Monday, February 24, 2014

Don't cry for me, Parsi

An old article on how the Vulture Program has been started by the Parsis.
Like the vultures on which they once relied, Parsis are disappearing. Their religion, Zoroastrianism, once dominated Iran but was largely displaced by Islam. In the 10th century, a large group of Zoroastrians fled persecution in Iran and settled in India. Fewer than 70,000 remain, most of them concentrated in Mumbai, formerly known as Bombay, where they collectively own prime real estate that was purchased centuries ago.
Among the most valuable of these holdings are 54 acres of trees and winding pathways onMalabar Hill, one of Mumbai’s most exclusive neighborhoods.

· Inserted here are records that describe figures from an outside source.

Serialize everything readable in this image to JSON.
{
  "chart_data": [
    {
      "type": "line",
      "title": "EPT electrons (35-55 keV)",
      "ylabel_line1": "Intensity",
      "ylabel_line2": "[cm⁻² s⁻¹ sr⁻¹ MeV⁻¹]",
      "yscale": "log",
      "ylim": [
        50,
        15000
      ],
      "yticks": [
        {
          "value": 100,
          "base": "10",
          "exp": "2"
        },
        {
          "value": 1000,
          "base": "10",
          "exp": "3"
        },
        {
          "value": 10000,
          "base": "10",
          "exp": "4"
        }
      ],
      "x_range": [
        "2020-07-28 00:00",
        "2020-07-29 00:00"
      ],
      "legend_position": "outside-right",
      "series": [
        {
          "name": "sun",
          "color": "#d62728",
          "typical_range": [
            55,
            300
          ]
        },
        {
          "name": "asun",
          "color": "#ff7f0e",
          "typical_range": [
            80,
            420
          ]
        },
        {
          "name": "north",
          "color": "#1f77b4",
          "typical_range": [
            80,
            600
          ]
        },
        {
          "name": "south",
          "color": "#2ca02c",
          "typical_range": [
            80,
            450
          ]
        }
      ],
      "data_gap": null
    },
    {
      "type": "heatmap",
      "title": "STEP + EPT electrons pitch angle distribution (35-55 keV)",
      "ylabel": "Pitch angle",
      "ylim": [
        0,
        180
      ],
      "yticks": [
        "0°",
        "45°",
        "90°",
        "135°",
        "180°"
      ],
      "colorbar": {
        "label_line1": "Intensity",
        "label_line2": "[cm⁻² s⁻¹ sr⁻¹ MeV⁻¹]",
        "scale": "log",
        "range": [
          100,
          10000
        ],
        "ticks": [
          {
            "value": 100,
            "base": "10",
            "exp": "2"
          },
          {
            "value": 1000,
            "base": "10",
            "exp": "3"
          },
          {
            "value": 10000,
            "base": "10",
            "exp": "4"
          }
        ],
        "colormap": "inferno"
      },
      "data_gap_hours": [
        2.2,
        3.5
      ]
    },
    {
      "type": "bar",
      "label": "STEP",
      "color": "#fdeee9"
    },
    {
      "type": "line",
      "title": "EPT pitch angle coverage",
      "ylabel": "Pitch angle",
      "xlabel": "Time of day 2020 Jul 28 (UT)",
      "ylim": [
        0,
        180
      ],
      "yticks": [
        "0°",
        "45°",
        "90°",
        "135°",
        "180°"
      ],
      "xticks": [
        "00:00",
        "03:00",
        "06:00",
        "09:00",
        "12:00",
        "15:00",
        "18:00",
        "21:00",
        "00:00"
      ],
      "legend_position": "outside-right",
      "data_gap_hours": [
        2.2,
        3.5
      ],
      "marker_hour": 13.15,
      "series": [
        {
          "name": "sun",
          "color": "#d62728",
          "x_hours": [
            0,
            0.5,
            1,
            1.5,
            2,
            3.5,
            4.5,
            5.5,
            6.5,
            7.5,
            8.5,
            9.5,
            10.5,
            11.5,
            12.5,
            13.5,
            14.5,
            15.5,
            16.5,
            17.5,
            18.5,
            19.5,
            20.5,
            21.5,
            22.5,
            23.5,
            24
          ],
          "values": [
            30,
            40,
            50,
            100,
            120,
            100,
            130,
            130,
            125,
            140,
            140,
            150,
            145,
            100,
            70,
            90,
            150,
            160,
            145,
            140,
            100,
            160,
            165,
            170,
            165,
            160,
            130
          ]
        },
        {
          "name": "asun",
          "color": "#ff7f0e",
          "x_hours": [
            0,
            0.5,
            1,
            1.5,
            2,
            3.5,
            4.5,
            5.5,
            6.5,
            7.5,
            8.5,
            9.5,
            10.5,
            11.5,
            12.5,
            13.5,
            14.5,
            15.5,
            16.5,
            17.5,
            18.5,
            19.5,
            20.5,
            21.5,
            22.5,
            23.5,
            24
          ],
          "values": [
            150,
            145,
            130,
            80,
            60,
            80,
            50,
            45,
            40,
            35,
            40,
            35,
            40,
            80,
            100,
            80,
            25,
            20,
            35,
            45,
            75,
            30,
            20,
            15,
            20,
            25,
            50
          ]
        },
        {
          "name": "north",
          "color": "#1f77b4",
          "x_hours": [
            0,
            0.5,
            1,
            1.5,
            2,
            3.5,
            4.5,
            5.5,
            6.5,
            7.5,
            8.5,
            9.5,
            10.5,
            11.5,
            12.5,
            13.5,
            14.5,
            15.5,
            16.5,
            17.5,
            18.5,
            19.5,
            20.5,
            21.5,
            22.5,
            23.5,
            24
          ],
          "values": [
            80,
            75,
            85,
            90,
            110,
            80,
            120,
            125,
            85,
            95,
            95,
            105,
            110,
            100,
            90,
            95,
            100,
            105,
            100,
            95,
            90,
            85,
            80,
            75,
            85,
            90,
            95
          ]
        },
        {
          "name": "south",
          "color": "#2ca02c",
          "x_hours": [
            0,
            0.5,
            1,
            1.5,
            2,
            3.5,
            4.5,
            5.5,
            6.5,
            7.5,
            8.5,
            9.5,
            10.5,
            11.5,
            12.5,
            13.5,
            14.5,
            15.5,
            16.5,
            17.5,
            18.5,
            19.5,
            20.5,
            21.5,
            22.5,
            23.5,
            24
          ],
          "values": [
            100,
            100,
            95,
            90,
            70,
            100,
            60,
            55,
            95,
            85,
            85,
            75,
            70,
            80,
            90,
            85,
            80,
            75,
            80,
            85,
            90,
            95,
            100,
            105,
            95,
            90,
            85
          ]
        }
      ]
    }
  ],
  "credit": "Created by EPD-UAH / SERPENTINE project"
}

Tucked into these acres are three Towers of Silence where Parsis have for centuries disposed of their dead.
This contrasts quite well with a more recent article, Your Ancestors Your Fate:
Inequality of income and wealth has risen in America since the 1970s, yet a large-scale research study recently found that social mobility hadn’t changed much during that time. How can that be?
The study, by researchers at Harvard and Berkeley, tells only part of the story. It may be true that mobility hasn’t slowed — but, more to the point, mobility has always been slow.
When you look across centuries, and at social status broadly measured — not just income and wealth, but also occupation, education and longevity — social mobility is much slower than many of us believe, or want to believe. This is true in Sweden, a social welfare state; England, where industrial capitalism was born; the United States, one of the most heterogeneous societies in history; and India, a fairly new democracy hobbled by the legacy of caste. Capitalism has not led to pervasive, rapid mobility. Nor have democratization, mass public education, the decline of nepotism, redistributive taxation, the emancipation of women, or even, as in China, socialist revolution.
Elite cultures are difficult to dispose of and sometimes can masquerade as small minorities (especially trading ones like Jews, Parsis, Jains and Phanariotes). 

1 comment:

  1. There are also many Parsis in Karachi, and smaller populations in some other Pakistani cities. Two well-known people: The novelist Bapsi Sidhwa and the Late, much lamented columnist Ardeshir Cowasjee. The engineering university I went to in Karachi, the N.E.D. University, was names after its founder (as a college), Nadirshaw Edulji Dinshaw, who was a Parsi. I had several Parsi friends growing up in Karachi, and visited the city's main Parsi enclave, where our family doctor lived. I think Parsis bring a lot to any society they are part of. They are among the most civic-minded, philanthropic communities in Pakistan and India. From a broader perspective, the history of the Zoroasterian faith is an extremely important part of world history, though little remembered outside of small groups. It has even been argued, rather speculatively, that Zoroasterianism is the intellectual parent of all three Abrahamic religions - remember, the Jewish exile in Babylon, ended by the Zoroastrian Cyrus, was ome of the crucial periods in the development of Jewish theology. Whether true or not, it certainly influenced all three faiths, especially in the esoteric forms.